— Воллер, задай курс на координаты, что даст тебе Лурдес, — приказываю я, опустив все эти рассуждения.
Пилот открывает рот, явно чтобы протестовать, и Кейн рядом напрягается. Однако я решительно пресекаю бунт.
— Может, я вышедшая в тираж неудачница, но если хочешь, чтобы твоя блестящая новая работа осталась за тобой, будешь выполнять мои приказы, пока не вернемся на «Гинзбург». Пусть тебе плевать, что я думаю, но готова поспорить, что твой новый капитан, настоящий капитан, — мне вполне убедительно удается изобразить, будто это определение нисколько меня не задевает, — посмотрит на вещи иначе.
Воллер угрюмо захлопывает рот, клацнув зубами, и разворачивается обратно к пульту управления.
Лурдес довольно ухмыляется мне. Хорошая девочка. Далеко пойдет, не то что все остальные. И мне приятно, что в свою последнюю смену я, по крайней мере, внесла в это свою лепту.
— В общем, дай знать, когда будешь готов, — подчеркнуто терпеливо говорит она пилоту.
Дожидаюсь его ответа на случай, если он решит на ней отыграться.
— Детка, я родился готовым, — мрачно отзывается Воллер. Руки его, однако, уже уверенно бегают по пульту.
Лурдес закатывает глаза и зачитывает координаты.
Я отправляюсь в свою каюту На мостике мне и без того уже слишком… тесно. Слишком много людей, слишком много эмоций. Не говоря уж об ощущении, что я только что избежала гильотины.
Воллер прав. Похоже, я и вправду выгадала себе еще один месяц в космосе. Но больше уже не будет ни отсрочек, ни загадочных сигналов.
Вот и всё. После этого вылета больше никаких кораблей, никакой черноты с точками звезд и никакого контроля.
И повсюду люди.
От одной лишь мысли об этом в ребра вновь впивается когтями паника.

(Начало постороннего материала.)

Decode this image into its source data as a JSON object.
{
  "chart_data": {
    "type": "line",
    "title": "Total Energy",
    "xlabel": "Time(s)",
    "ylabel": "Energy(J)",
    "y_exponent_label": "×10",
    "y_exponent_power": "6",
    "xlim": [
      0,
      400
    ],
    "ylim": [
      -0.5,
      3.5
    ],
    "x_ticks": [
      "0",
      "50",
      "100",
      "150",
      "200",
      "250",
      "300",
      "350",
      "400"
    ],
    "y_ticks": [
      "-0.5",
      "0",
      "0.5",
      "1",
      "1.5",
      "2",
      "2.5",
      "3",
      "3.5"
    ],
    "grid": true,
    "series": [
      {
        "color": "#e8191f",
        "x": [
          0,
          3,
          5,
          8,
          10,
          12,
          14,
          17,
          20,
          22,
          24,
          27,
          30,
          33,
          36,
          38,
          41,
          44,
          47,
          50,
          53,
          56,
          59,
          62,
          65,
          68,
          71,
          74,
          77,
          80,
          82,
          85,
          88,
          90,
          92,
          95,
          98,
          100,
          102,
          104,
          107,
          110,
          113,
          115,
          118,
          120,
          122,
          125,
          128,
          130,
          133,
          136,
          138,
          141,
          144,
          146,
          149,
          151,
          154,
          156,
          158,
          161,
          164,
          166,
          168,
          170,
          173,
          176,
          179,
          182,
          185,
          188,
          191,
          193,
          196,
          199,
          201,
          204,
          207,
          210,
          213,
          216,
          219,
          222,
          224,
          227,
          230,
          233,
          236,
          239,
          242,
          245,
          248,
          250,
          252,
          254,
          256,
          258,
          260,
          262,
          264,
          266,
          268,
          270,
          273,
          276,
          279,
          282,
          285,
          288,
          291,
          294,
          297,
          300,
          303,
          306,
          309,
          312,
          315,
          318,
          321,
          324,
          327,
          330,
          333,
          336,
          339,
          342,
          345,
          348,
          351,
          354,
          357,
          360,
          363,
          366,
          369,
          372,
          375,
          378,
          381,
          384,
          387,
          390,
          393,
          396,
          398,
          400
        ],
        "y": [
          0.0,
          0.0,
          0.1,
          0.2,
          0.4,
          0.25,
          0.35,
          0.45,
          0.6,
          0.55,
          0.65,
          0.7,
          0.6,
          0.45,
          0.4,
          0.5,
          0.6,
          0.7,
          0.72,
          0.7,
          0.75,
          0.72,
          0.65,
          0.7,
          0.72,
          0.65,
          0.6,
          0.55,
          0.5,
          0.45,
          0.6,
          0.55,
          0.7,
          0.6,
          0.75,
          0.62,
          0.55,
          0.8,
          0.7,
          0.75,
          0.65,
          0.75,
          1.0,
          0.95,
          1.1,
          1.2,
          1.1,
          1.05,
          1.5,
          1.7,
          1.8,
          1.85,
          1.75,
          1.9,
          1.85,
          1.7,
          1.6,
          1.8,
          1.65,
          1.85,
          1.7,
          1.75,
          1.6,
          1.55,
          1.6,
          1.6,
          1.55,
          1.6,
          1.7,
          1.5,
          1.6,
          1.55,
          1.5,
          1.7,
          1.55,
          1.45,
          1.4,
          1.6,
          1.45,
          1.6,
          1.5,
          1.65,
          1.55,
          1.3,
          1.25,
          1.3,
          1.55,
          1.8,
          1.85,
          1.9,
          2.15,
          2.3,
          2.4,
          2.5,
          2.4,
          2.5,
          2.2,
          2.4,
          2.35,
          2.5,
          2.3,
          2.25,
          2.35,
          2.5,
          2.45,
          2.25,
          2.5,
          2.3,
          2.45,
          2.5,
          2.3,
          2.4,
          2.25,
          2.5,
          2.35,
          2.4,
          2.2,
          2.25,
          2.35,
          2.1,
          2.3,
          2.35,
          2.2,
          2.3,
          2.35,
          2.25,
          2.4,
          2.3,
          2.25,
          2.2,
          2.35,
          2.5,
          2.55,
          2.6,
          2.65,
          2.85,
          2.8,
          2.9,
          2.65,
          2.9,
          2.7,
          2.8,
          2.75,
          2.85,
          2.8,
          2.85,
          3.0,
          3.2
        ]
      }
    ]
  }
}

Придется найти жилье. Какую-нибудь комнатушку размером с кладовку, которую я стану называть домом. Где буду наслаждаться соседским кашлем целых тридцать последующих лет, мотаясь в провонявшем потом переполненном общетрансе между «домом» и рабочим столом с тысячами нудных страниц учебных пособий, что мне предстоит просматривать и править на основании «многих лет ценного опыта». Мне всего тридцать три, почти тридцать четыре, а кажется — жизнь уже закончена.
Позади плетется Кейн. Буквально чувствую его спиной и знаю, что он собирается спросить. Останавливаюсь на пороге крохотного камбуза. Здесь все еще стоит аромат апельсинового чая Лурдес.
— Я же сказала, что всё в порядке.
Обернись я сейчас, в паре шагов от себя увижу механика, застывшего со скрещенными руками и нахмуренным лбом. За пятнадцать лет мне довелось работать с восемью различными экипажами — с тридцатью шестью разными людьми. Одни были квалифицированные, другие… проблемные. И, разумеется, именно в последней команде, именно в последнюю смену наконец нашелся кто-то с чутьем на вранье поострее, чем у меня.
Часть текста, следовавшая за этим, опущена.